Militancia

Hasta siempre, compañero Caíto

Nadie sabe bien cuándo comenzó la militancia de Caíto Pené. Simplemente, aquel que tenía alguna participación política en La Plata lo conocía. Grandote, de sonrisa enorme y dientes muy blancos, canoso desde siempre, te saludaba con un fuerte abrazo y palmada en la espalda. E invariablemente estaba organizando un asado porque no había otra forma de coordinar con él.

Caíto era un peronista de ley, interesado en todo debate ideológico que circundara – siempre tenía algo que aportar – pero cuándo le preguntabas, respondía: “yo: peronista”. Y tan peronista era que cuando Néstor Kirchner se propuso organizar La Cámpora, convocó a compañeros experimentados que guiaran a la joven organización. Uno de ellos, el queridísimo Juan Carlos Dante Gullo. En La Plata, ese compañero fue Caíto Pené, que se sumó entusiasmadísimo a la iniciativa.

Corría el 2008 y arreciaban las patronales sojeras contra el flamante gobierno de Cristina Fernández de Kirchner. La presidenta celebró el Te Deum del 25 de Mayo en Salta y allá fue la joven Cámpora a acompañarla. Era un viaje de un día entero y fracción por tramo, en esos colectivos escolares destartalados. Algunos no tenían siquiera baño lo que provocó que una compañera se infectara de cistitis. Una patriada de la militancia, sostenida por toda la energía de la juventud. Con una excepción, Caíto Pené acompañaba la comitiva.

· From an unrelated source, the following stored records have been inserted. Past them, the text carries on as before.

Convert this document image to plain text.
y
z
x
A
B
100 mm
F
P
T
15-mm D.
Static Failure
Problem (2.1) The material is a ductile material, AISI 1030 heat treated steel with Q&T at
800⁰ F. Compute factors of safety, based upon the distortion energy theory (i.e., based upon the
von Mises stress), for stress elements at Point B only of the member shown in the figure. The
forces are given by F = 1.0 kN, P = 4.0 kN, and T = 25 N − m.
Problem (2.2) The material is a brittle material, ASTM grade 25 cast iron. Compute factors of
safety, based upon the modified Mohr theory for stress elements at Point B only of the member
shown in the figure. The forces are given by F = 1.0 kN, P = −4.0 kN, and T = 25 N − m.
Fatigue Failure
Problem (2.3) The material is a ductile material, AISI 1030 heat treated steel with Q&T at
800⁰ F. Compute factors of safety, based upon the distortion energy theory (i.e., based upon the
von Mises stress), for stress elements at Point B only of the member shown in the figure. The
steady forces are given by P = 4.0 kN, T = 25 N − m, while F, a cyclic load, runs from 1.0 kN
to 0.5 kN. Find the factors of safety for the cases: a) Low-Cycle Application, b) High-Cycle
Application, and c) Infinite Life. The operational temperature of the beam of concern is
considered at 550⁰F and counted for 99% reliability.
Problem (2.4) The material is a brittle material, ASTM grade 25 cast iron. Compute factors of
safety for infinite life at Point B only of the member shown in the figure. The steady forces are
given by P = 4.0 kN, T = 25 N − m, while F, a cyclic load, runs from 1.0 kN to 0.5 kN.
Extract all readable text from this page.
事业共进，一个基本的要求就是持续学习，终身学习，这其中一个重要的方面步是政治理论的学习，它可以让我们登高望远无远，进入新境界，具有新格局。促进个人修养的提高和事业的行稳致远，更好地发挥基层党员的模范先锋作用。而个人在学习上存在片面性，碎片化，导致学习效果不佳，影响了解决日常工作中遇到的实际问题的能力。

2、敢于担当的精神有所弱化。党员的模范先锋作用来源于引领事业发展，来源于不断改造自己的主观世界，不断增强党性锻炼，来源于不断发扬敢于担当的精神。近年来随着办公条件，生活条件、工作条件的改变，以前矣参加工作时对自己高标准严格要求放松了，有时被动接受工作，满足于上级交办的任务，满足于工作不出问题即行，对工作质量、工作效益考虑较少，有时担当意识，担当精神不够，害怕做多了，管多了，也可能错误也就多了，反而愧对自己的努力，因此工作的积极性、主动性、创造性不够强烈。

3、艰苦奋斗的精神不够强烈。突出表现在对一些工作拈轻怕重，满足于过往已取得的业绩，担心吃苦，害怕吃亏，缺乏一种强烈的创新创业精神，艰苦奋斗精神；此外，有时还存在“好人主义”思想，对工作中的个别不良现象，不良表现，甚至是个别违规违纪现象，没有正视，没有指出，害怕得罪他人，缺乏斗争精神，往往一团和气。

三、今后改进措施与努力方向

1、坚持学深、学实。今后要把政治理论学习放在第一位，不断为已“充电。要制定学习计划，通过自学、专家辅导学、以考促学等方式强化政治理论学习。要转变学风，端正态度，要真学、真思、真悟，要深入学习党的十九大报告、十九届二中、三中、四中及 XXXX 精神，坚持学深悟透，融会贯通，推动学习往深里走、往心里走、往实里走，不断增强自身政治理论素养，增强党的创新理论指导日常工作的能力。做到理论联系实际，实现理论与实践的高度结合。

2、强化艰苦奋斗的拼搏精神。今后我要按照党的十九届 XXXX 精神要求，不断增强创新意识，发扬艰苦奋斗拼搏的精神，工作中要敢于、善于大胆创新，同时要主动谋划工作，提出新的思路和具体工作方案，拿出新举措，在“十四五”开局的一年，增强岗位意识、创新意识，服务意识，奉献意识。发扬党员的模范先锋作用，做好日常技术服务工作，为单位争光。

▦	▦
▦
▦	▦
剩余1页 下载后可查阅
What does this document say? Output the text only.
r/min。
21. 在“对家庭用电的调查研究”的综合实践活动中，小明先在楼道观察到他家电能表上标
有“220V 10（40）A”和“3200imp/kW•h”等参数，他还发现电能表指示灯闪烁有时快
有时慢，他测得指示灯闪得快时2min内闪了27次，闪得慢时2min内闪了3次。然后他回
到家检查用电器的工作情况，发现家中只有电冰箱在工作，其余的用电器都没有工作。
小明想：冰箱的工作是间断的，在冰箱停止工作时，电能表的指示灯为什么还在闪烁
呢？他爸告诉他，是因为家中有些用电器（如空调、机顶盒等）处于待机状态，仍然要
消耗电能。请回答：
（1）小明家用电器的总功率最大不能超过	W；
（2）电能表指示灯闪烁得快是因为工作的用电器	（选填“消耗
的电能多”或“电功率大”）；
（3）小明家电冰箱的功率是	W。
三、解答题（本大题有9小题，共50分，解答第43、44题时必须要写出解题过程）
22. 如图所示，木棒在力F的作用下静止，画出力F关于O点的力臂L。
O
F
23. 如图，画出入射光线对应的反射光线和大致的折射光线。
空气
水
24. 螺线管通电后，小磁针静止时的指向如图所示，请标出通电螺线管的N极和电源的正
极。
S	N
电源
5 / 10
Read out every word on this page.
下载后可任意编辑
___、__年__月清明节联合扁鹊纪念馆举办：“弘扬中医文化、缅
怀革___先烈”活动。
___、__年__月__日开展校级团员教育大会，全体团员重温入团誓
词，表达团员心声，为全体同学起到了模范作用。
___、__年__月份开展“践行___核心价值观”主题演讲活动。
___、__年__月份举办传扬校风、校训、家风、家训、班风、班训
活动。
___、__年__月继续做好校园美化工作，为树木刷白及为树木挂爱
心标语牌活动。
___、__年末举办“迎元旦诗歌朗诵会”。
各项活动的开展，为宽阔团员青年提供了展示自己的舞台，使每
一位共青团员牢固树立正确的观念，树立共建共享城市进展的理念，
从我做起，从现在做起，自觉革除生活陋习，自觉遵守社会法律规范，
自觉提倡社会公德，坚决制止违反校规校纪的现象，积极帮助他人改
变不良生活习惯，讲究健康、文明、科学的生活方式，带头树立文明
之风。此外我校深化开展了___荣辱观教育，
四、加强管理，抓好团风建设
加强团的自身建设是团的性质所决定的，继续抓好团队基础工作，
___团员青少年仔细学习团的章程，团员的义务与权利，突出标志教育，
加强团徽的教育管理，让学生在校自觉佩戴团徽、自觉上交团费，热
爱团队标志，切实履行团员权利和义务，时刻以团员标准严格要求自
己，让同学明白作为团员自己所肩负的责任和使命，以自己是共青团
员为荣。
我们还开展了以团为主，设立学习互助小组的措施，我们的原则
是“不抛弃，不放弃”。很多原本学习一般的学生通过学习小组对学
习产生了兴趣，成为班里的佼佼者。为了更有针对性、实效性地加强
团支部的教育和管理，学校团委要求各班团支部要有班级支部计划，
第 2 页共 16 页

Se lo puede ver en un video de la época, en el Partido Justicialista salteño, agitando a la compañerada, y cantando “Yo soy de Eva Duarte y Juan Perón, ya van a ver, soy de la gloriosa Jotapé”. De fondo trompetas y distintos vientos festivos. Seguramente él hubiera preferido que lo recuerden más cómo bostero que a partir de los múltiples cargos de funcionario desde los que aportó. Bosterismo que le evitaba quedar atrapado en el clásico deportivo platense pero que él fustigaba a ambos con ecuanimidad.

Cada vez que las papas quemaban y había que movilizar, cada vez que en la confusión de estos tiempos de redes sociales no quedaba claro hacia dónde ir, siempre estaba Caíto para aportar la claridad del pueblo llano. Te vamos a extrañar mucho Caíto.